Where the Commissioner challenges the nature of corporate payments to a shareholder the determinative fact is whether the shareholder actually rendered services of value equivalent to the amount of claimed compensation. The burden of proof is upon the taxpayer to adduce evidence sufficient for the Court to determine the value of the services, if any, so rendered. The petitioner has adduced some evidence in the form of testimony as to the nature of its business, and the services alleged to have been performed by Max Eder.

The stipulation of facts produced skeletal facts about petitioner and included the tax returns*255 of petitioner for the years 1960 through 1964. No books of the petitioner and no corporate records were offered. Petitioner's evidence, other than the stipulation, consisted of the testimony of Ralph Sasson, husband of Alice L. Sasson. Alice owned 50 percent of the petitioner's stock.

The only other witness for petitioner was Dorothy Herman, one of petitioner's salesladies.

Ralph testified that he had responsibility for hiring and firing petitioner's employees, and for the setting of salaries. He said that Max Eder (the other 50 percent stockholder) was an "employee" during the years in question, apparently hired by Ralph. According to Ralph, Max would send in people to purchase items, sometimes "telling" him they were coming in, by phone or otherwise, and sometimes bringing them in. These sales were "good sales" in "dollar amounts." No records of these sales was maintained. Ralph "approximated," apparently in his mind, that these sales amounted to at least a third of the dollar volume of sales.

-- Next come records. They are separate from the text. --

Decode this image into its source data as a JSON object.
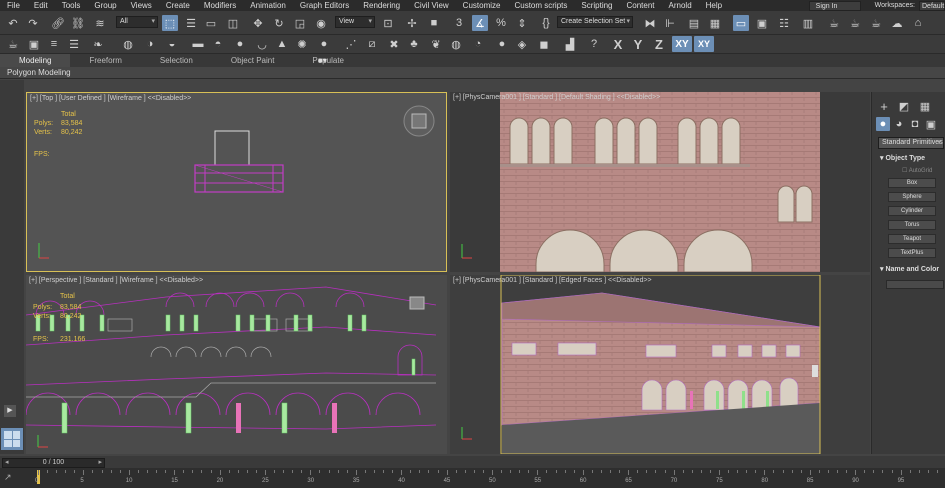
{
  "menu": [
    "File",
    "Edit",
    "Tools",
    "Group",
    "Views",
    "Create",
    "Modifiers",
    "Animation",
    "Graph Editors",
    "Rendering",
    "Civil View",
    "Customize",
    "Custom scripts",
    "Scripting",
    "Content",
    "Arnold",
    "Help"
  ],
  "account": {
    "sign_in": "Sign In",
    "workspaces_label": "Workspaces:",
    "workspace": "Default"
  },
  "toolbar": {
    "selection_filter": "All",
    "view_dropdown": "View",
    "selection_set": "Create Selection Set"
  },
  "axes": [
    "X",
    "Y",
    "Z",
    "XY",
    "XY"
  ],
  "ribbon": {
    "tabs": [
      "Modeling",
      "Freeform",
      "Selection",
      "Object Paint",
      "Populate"
    ],
    "active": "Modeling",
    "panel": "Polygon Modeling"
  },
  "viewports": {
    "top": {
      "label": "[+] [Top ] [User Defined ] [Wireframe ]  <<Disabled>>",
      "total": "Total",
      "polys_label": "Polys:",
      "polys": "83,584",
      "verts_label": "Verts:",
      "verts": "80,242",
      "fps_label": "FPS:",
      "fps": ""
    },
    "camera_top": {
      "label": "[+] [PhysCamera001 ] [Standard ] [Default Shading ]  <<Disabled>>"
    },
    "perspective": {
      "label": "[+] [Perspective ] [Standard ] [Wireframe ]  <<Disabled>>",
      "total": "Total",
      "polys_label": "Polys:",
      "polys": "83,584",
      "verts_label": "Verts:",
      "verts": "80,242",
      "fps_label": "FPS:",
      "fps": "231.166"
    },
    "camera_bottom": {
      "label": "[+] [PhysCamera001 ] [Standard ] [Edged Faces ]  <<Disabled>>"
    }
  },
  "command_panel": {
    "dropdown": "Standard Primitives",
    "object_type_title": "Object Type",
    "autogrid": "AutoGrid",
    "buttons": [
      "Box",
      "Sphere",
      "Cylinder",
      "Torus",
      "Teapot",
      "TextPlus"
    ],
    "name_color_title": "Name and Color"
  },
  "timeline": {
    "frame_display": "0 / 100",
    "ticks": [
      "0",
      "5",
      "10",
      "15",
      "20",
      "25",
      "30",
      "35",
      "40",
      "45",
      "50",
      "55",
      "60",
      "65",
      "70",
      "75",
      "80",
      "85",
      "90",
      "95"
    ]
  }
}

What Max's duties were, the hours he spent at the shop or shops of petitioner and how his "salary" was set are open to question. Ralph indicated that the amount paid Max in salary was*256 determined from the amount of business Max brought to the store by sending in customers or bringing them to the shop. But he could not give the Court any average amount of such sales. In substance all he testified to was that such sales were "two or three a day at the very most and sometimes we'd go along for several days without any. They were substantial sales. They weren't sales for two or three or five dollars * * * but the customers he brought in were all substantial sales. You don't need more than two or three of those a day."

The other of petitioner's witnesses, a saleslady of petitioner, added little. She testified she saw Max in the shop "sort of daily, I got a lot of customers from him." The dollar amount of sales that came through Max were "hard to determine." Max did not spend "a lot of time" in the shop. But she did see "him go in back and discuss business" with Ralph. How she knew what was discussed is not indicated in the testimony. 265

On the reasonable compensation issue, the most that we can say of the record in this case is that it is replete with omissions. Max, the protagonist, though in the wings, never received his cue from either party. We decide this*257 issue against the petitioner for failure to carry its burden of proof.

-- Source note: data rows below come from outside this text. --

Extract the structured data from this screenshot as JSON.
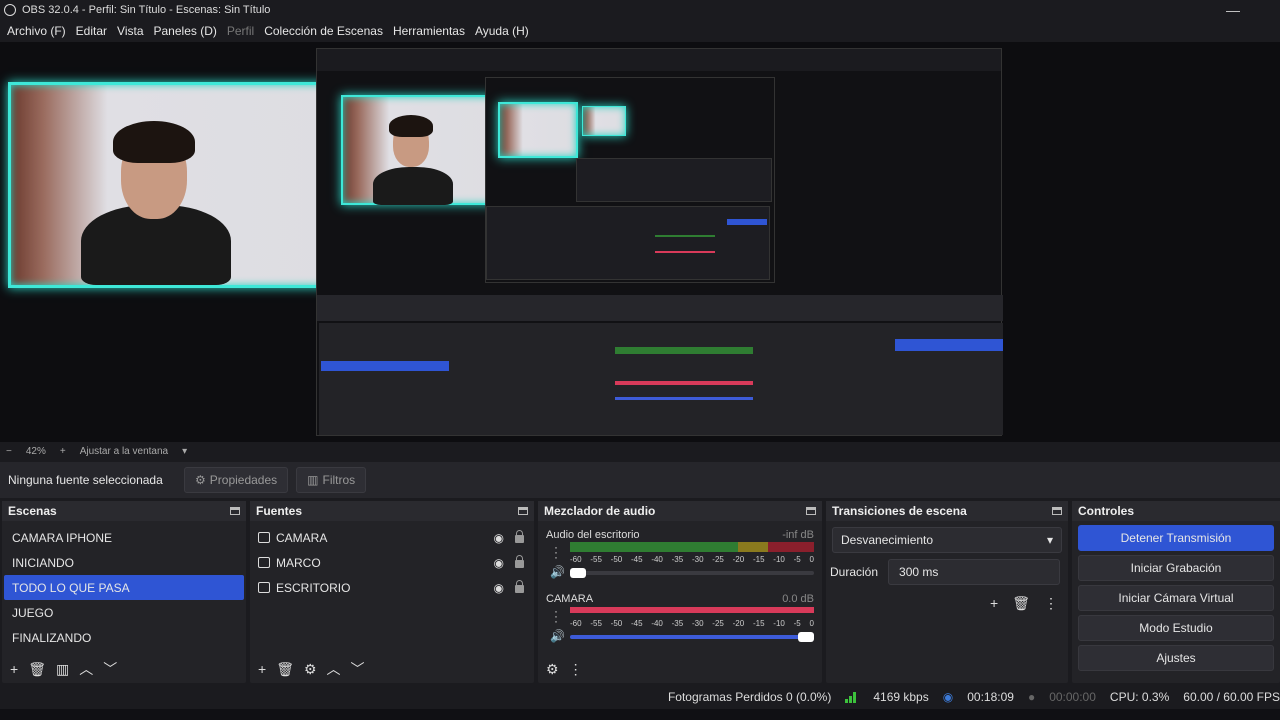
{
  "window": {
    "title": "OBS 32.0.4 - Perfil: Sin Título - Escenas: Sin Título"
  },
  "menu": [
    {
      "label": "Archivo (F)",
      "disabled": false
    },
    {
      "label": "Editar",
      "disabled": false
    },
    {
      "label": "Vista",
      "disabled": false
    },
    {
      "label": "Paneles (D)",
      "disabled": false
    },
    {
      "label": "Perfil",
      "disabled": true
    },
    {
      "label": "Colección de Escenas",
      "disabled": false
    },
    {
      "label": "Herramientas",
      "disabled": false
    },
    {
      "label": "Ayuda (H)",
      "disabled": false
    }
  ],
  "zoom": {
    "minus": "−",
    "value": "42%",
    "plus": "+",
    "fit": "Ajustar a la ventana"
  },
  "source_bar": {
    "no_source": "Ninguna fuente seleccionada",
    "properties": "Propiedades",
    "filters": "Filtros"
  },
  "scenes": {
    "title": "Escenas",
    "items": [
      "CAMARA IPHONE",
      "INICIANDO",
      "TODO LO QUE PASA",
      "JUEGO",
      "FINALIZANDO"
    ],
    "selected_index": 2
  },
  "sources": {
    "title": "Fuentes",
    "items": [
      {
        "name": "CAMARA",
        "icon": "camera-icon"
      },
      {
        "name": "MARCO",
        "icon": "image-icon"
      },
      {
        "name": "ESCRITORIO",
        "icon": "display-icon"
      }
    ]
  },
  "mixer": {
    "title": "Mezclador de audio",
    "ticks": [
      "-60",
      "-55",
      "-50",
      "-45",
      "-40",
      "-35",
      "-30",
      "-25",
      "-20",
      "-15",
      "-10",
      "-5",
      "0"
    ],
    "channels": [
      {
        "name": "Audio del escritorio",
        "db": "-inf dB",
        "volume": 0.04
      },
      {
        "name": "CAMARA",
        "db": "0.0 dB",
        "volume": 1.0
      }
    ]
  },
  "transitions": {
    "title": "Transiciones de escena",
    "selected": "Desvanecimiento",
    "duration_label": "Duración",
    "duration_value": "300 ms"
  },
  "controls": {
    "title": "Controles",
    "buttons": [
      "Detener Transmisión",
      "Iniciar Grabación",
      "Iniciar Cámara Virtual",
      "Modo Estudio",
      "Ajustes"
    ]
  },
  "status": {
    "dropped": "Fotogramas Perdidos 0 (0.0%)",
    "bitrate": "4169 kbps",
    "stream_time": "00:18:09",
    "rec_time": "00:00:00",
    "cpu": "CPU: 0.3%",
    "fps": "60.00 / 60.00 FPS"
  },
  "colors": {
    "accent": "#2f55d4",
    "frame": "#3ee8d8",
    "meter_green": "#2f7d32",
    "meter_yellow": "#8a7a1e",
    "meter_red": "#8a1f2c",
    "meter_active_red": "#d83a5a"
  }
}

On the other issue, the imposition of the addition to tax for negligence, the burden is on the petitioner. As we see it, no convincing evidence at all was presented. The most that can be said is that a double entry set of books was maintained by petitioner by an accountant who had "passed away a few months ago." No books were produced. Again, this issue is decided against the petitioner for lack of proof.

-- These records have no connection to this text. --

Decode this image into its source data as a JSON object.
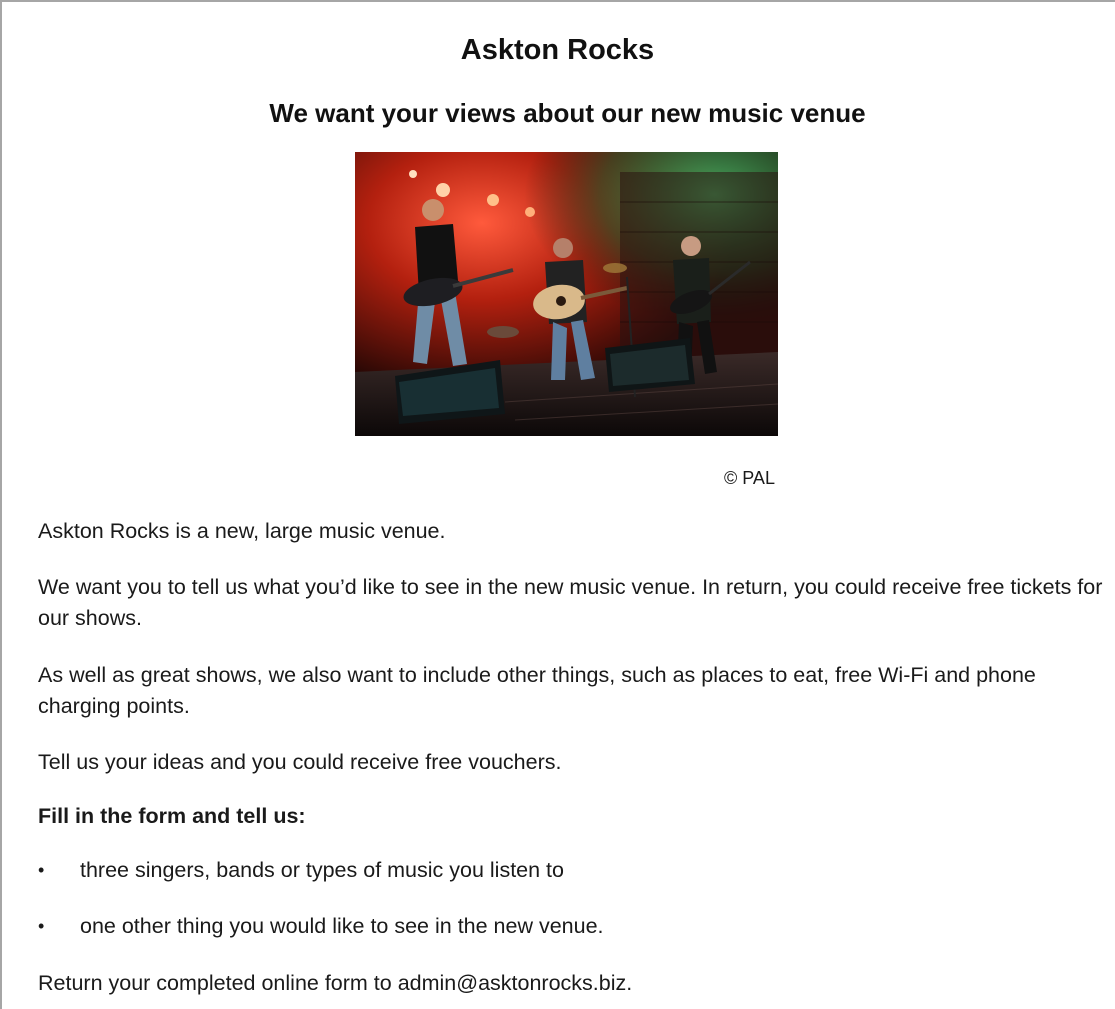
{
  "header": {
    "title": "Askton Rocks",
    "subtitle": "We want your views about our new music venue"
  },
  "image": {
    "alt": "band-on-stage-photo",
    "credit": "© PAL"
  },
  "body": {
    "p1": "Askton Rocks is a new, large music venue.",
    "p2": "We want you to tell us what you’d like to see in the new music venue. In return, you could receive free tickets for our shows.",
    "p3": "As well as great shows, we also want to include other things, such as places to eat, free Wi-Fi and phone charging points.",
    "p4": "Tell us your ideas and you could receive free vouchers.",
    "form_heading": "Fill in the form and tell us:",
    "bullets": [
      {
        "marker": "•",
        "text": "three singers, bands or types of music you listen to"
      },
      {
        "marker": "•",
        "text": "one other thing you would like to see in the new venue."
      }
    ],
    "closing": "Return your completed online form to admin@asktonrocks.biz."
  }
}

Decision will be entered for the Commissioner.


Footnotes

  • 1. All statutory references are to the Internal Revenue Code of 1954 unless otherwise specified.

  • *. As stated on petitioner's return for 1960.

  • 2. Though deficiencies for the years prior to 1962 are not before us it would be proper to reexamine those years for the purpose of determining the existence or nonexistence of a net operating loss carryback or carryforward to the years we do have before us. Phoenix Coal Co. v. Commissioner 231 F. 2d 420 (C.A. 2, 1956), affirming a Memorandum Opinion of this Court No Evidence was introduced on this point, and as the burden of proof was on the petitioner we approve the Commissioner's determination that no loss carryover to 1964 is allowable.